Saturday, April 10, 2010

Garage Sales That Break Your Heart

Lines from a long-ago popular Robert Goulet song keep running through my mind tonight – “If ever I would leave you, how could it be in springtime, Knowing how in spring, I’m bewitched by you so”.

Today was the first garage sale of our household cleanout. We plan to work diligently this summer to gather together the accumulation of forty years of items that are not necessary to our daily existence, and sell them at semi-weekly garage sales. This is not a pleasurable chore; It is not as if I am looking forward to selling our house and retiring to some long dreamed-of location. This is a sale in anticipation of losing this house that has been in my husband’s family for almost 75 years and that holds my heart deeply in its grip.

Life is unpredictable, and things could suddenly take a turn for the better financially. Our family business might ultimately survive this terrible economy; to be realistic, though, we must begin to clean out forty years’ of “things”. I must reconcile myself to watching strangers leave with some of the treasures I have collected through the years.

This past week has been tough – our business lost a large project to another company in a truly unethical deal, which is typical of today’s business climate. And, we spent much of the week preparing for this garage sale.
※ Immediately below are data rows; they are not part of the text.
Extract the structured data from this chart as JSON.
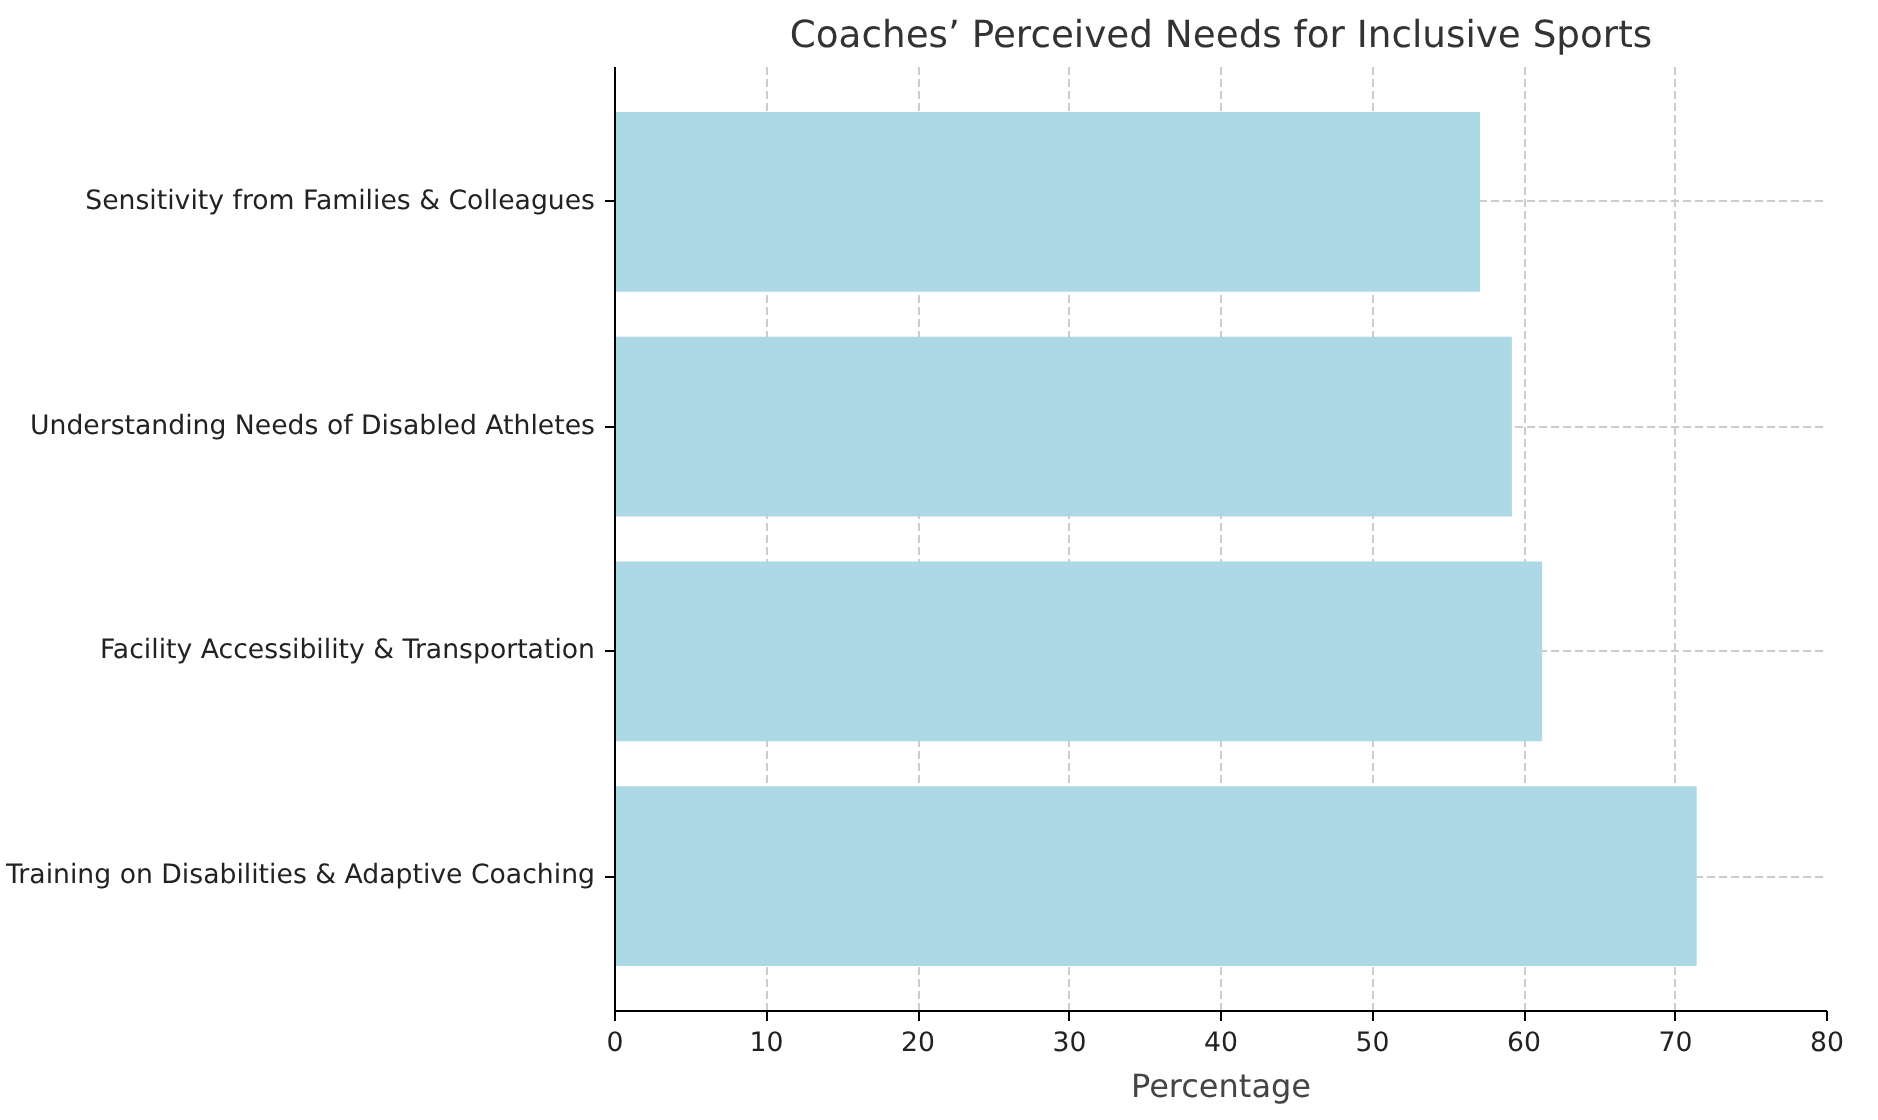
{
  "chart_data": {
    "type": "bar",
    "orientation": "horizontal",
    "title": "Coaches’ Perceived Needs for Inclusive Sports",
    "xlabel": "Percentage",
    "categories": [
      "Sensitivity from Families & Colleagues",
      "Understanding Needs of Disabled Athletes",
      "Facility Accessibility & Transportation",
      "Training on Disabilities & Adaptive Coaching"
    ],
    "values": [
      57.1,
      59.2,
      61.2,
      71.4
    ],
    "color": "#add8e6",
    "xlim": [
      0,
      80
    ],
    "xticks": [
      0,
      10,
      20,
      30,
      40,
      50,
      60,
      70,
      80
    ],
    "grid": true
  }
}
There were two defining moments for me today. One of the items I placed for sale was a lovely eyeglass holder that had been a gift to me several years ago. I priced it and laid it out on the table sadly, and today a sweet woman, who is herself a “collector”, as I am, said to me, “this is so beautiful, I think you should keep it.” In the end, though, she bought it, and she reassured me that it was going to a “good home”.
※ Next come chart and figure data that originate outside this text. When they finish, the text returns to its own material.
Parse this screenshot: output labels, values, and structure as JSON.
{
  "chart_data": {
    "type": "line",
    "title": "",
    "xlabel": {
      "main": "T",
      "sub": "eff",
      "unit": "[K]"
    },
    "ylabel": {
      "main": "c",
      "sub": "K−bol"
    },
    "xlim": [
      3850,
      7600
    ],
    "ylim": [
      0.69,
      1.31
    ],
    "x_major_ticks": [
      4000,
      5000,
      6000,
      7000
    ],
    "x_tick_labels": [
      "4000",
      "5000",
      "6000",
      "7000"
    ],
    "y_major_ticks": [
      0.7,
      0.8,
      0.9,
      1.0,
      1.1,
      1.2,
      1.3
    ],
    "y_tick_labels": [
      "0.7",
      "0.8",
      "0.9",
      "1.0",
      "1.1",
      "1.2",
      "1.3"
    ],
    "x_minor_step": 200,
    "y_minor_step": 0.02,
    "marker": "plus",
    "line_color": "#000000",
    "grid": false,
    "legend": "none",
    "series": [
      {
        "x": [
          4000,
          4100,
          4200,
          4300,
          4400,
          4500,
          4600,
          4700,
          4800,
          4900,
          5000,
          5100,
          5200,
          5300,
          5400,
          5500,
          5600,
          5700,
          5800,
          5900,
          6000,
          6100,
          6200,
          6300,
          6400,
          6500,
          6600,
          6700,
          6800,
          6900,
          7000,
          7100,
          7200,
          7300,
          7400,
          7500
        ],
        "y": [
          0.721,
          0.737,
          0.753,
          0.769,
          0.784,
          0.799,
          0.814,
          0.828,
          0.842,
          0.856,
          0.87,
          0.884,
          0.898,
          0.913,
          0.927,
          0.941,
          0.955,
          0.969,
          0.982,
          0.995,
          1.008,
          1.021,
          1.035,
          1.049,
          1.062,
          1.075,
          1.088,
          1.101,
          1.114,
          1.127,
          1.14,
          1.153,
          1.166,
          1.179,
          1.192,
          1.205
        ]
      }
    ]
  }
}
As we were putting the finishing touches on the garage sale early this morning, I looked out over my gardens – the plants that were so tiny three weeks ago are now covering the garden with green. They seem to grow inches each day. I think back over the years I have spent planting and tending and loving my trees and gardens and birds, and the strains of Robert Goulet’s song played in my heart, “If ever I would leave you, how could it be in springtime….”

I don’t want to leave this house – I have been totally content here for almost forty years. It may be outdated and weathered, and my gardens and my possessions may not mean anything to others, but they mean the world to me.